Esce in sala Una notte di 12 anni, dopo essere stato presentato all’ultima Mostra del cinema di Venezia – Sezione Orizzonti,  il film di Alvaro Brechner che ricostruisce i 12 anni di prigionia di Pepe Mujica e due altri suoi compagni Tupamaro, durante la dittatura in Uruguay, tra il 1973 e il 1985.
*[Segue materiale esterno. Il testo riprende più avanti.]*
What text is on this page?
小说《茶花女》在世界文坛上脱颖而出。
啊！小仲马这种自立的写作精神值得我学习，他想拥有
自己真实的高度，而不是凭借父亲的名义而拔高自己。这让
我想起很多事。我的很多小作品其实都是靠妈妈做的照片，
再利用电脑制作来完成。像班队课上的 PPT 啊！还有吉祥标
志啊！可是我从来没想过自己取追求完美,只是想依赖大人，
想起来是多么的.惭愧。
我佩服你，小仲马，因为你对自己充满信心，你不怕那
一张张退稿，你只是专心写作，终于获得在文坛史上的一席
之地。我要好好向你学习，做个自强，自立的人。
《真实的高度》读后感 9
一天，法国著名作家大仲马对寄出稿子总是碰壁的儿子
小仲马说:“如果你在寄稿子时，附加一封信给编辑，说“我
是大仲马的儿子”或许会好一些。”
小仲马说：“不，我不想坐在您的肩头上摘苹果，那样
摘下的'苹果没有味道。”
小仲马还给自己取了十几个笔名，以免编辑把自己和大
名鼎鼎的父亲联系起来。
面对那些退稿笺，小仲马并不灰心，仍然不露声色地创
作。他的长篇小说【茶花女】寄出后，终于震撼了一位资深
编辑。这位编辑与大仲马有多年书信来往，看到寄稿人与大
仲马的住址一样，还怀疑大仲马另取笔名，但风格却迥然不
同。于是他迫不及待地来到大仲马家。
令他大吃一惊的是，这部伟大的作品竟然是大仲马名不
Uruguay, 1973. Il Sud America è in subbuglio. In Uruguay governa la dittatura militare che ha sconfitto e imprigionato molti guerriglieri Tupamaros. In una notte di quell’anno, inizia un esperimento politico-sociale: i prigionieri diventano ostaggi, e vengono spostati regolarmente di caserma in caserma in condizioni sempre più al limite dell’umanità. Non potendoli uccidere, il governo ha deciso di farli impazzire, cancellando dal loro corpo e dalla loro mente ogni parvenza di umanità.

Una notte di 12 anni mostra come Josè Mujica, Mauricio Rosencof e Eleuterio Fernandez Huidobro sono riusciti a sopravvivere a tutto questo per poi diventare, una volta tornati liberi, rispettivamente Presidente dell’Uruguay, poeta e Ministro della difesa.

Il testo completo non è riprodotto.